In order to demonstrate compliance with the GDPR, an organisation needs to present evidence of having in place protection processes, documentation of these protection processes in the form of a personal data protection policy, data breach notification procedure, instructions, procedures, data access requests, documentation on the conducted DPIAs, consent clauses and much more. The scale of security processes and documentation should correspond to the size and complexity of the organisation. The personal data management system should include training and awareness-raising processes for employees and contractors involved in data processing.

8. Information security management system – internal GDPR compliance audit

An internal GDPR compliance audit must examine whether the technical and organisational measures in place provide an adequate level of security of personal data processed in paper form or in electronic form in the company’s IT systems. This should include a review of security testing methodologies and the adopted cybersecurity standards and codes of practice. The international ISO 27001 standard and possible compliance certification may help determine the requirements for a company’s ISMS.
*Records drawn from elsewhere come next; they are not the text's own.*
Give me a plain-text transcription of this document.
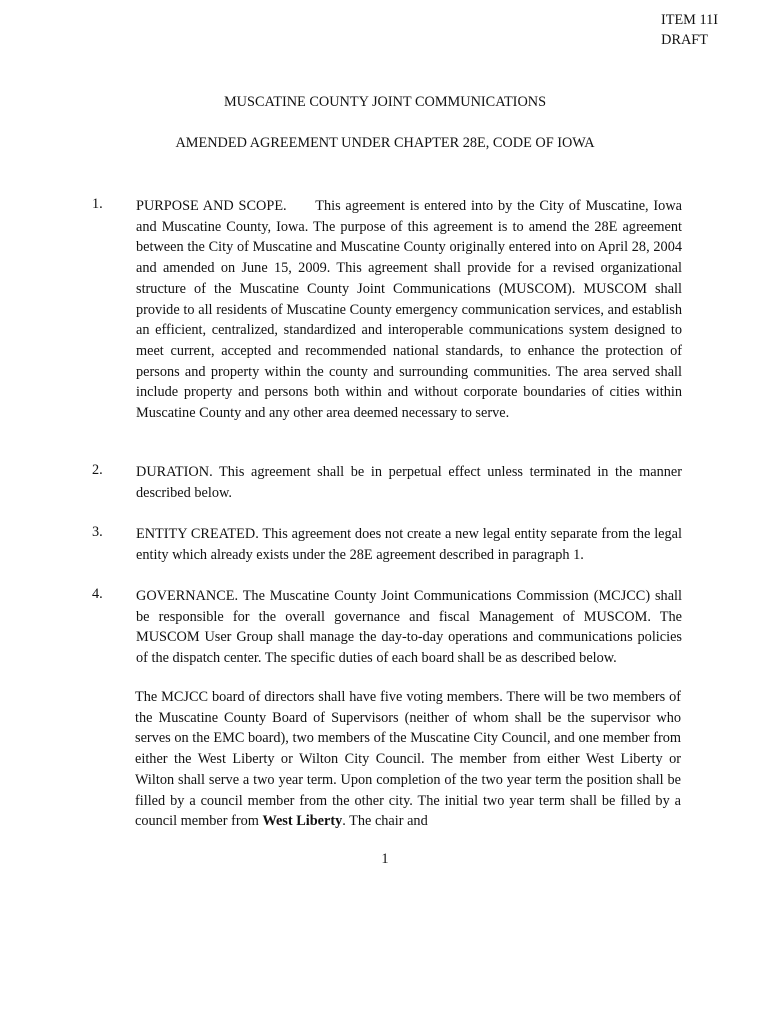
ITEM 11I
DRAFT
MUSCATINE COUNTY JOINT COMMUNICATIONS
AMENDED AGREEMENT UNDER CHAPTER 28E, CODE OF IOWA
1.	PURPOSE AND SCOPE.  This agreement is entered into by the City of Muscatine, Iowa and Muscatine County, Iowa. The purpose of this agreement is to amend the 28E agreement between the City of Muscatine and Muscatine County originally entered into on April 28, 2004 and amended on June 15, 2009. This agreement shall provide for a revised organizational structure of the Muscatine County Joint Communications (MUSCOM). MUSCOM shall provide to all residents of Muscatine County emergency communication services, and establish an efficient, centralized, standardized and interoperable communications system designed to meet current, accepted and recommended national standards, to enhance the protection of persons and property within the county and surrounding communities. The area served shall include property and persons both within and without corporate boundaries of cities within Muscatine County and any other area deemed necessary to serve.
2.	DURATION. This agreement shall be in perpetual effect unless terminated in the manner described below.
3.	ENTITY CREATED. This agreement does not create a new legal entity separate from the legal entity which already exists under the 28E agreement described in paragraph 1.
4.	GOVERNANCE. The Muscatine County Joint Communications Commission (MCJCC) shall be responsible for the overall governance and fiscal Management of MUSCOM. The MUSCOM User Group shall manage the day-to-day operations and communications policies of the dispatch center. The specific duties of each board shall be as described below.
The MCJCC board of directors shall have five voting members. There will be two members of the Muscatine County Board of Supervisors (neither of whom shall be the supervisor who serves on the EMC board), two members of the Muscatine City Council, and one member from either the West Liberty or Wilton City Council. The member from either West Liberty or Wilton shall serve a two year term. Upon completion of the two year term the position shall be filled by a council member from the other city. The initial two year term shall be filled by a council member from West Liberty. The chair and
1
9. Rights of data subjects – internal GDPR compliance audit

Under the GDPR, data subjects have the following rights:

  • the right of access to data,
  • the right to rectification and erasure of data,
  • the right to restriction of processing,
  • the right to data portability,
  • the right to object to the processing of data,
  • specific rights related to automated data processing (including profiling).

The internal GDPR compliance audit should also include the verification of the processes put in place by the company to make it easier for data subjects to exercise these rights and to enable responding to them.

10. Scope of compliance with the GDPR

It is important that the extent of compliance with the GDPR is made clear in the audit results.

The final assessment of compliance with the requirements of the GDPR should cover all data processing in which the organisation acts as a controller or as a processor, as well as any activities consisting in making data available. In order to determine the extent of compliance, it is necessary to identify all data sets in which personal data are processed, all processing activities, and any extraterritorial/cross-border processing. An audit of the personal data protection system should examine these activities in detail.